After that, I quit PowerPoint and logged off the virtual machine. OnLive Desktop then told me my session was complete and that I would need to open the app again to sign into my account again.

OnLive Desktop Log Off

OnLive Desktop Log Off

All in all, I was pretty impressed with the performance of the virtual machine during this quick look. My iPad is connected to an Apple AirPort Express at home, and we have a 20/10 FiOS connection at the house, so our bandwidth is really good here. In future testing, I’ll connect my iPad over my Verizon MiFi and see how the network performance is there.
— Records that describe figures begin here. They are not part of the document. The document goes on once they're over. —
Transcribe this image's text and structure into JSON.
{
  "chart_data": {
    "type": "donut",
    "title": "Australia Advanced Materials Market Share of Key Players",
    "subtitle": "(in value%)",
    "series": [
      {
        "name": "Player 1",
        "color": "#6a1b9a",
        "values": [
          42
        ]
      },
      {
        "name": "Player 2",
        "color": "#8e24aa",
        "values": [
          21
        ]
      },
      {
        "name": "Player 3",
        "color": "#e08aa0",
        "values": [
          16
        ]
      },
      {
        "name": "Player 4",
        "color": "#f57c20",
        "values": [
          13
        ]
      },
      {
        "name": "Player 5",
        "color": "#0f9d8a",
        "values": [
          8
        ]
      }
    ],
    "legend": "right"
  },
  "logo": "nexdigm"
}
I’ll also do more testing and looking at the tablet tools that are provided to help you get more effective with the tablet interface of the virtual machine. Out of the box, and for no cost for 2.0GB of hosted storage, this is pretty much a win-win for someone who needs to edit or display Office documents on their iPad. I’ll have other posts as I find other meaningful uses of the application.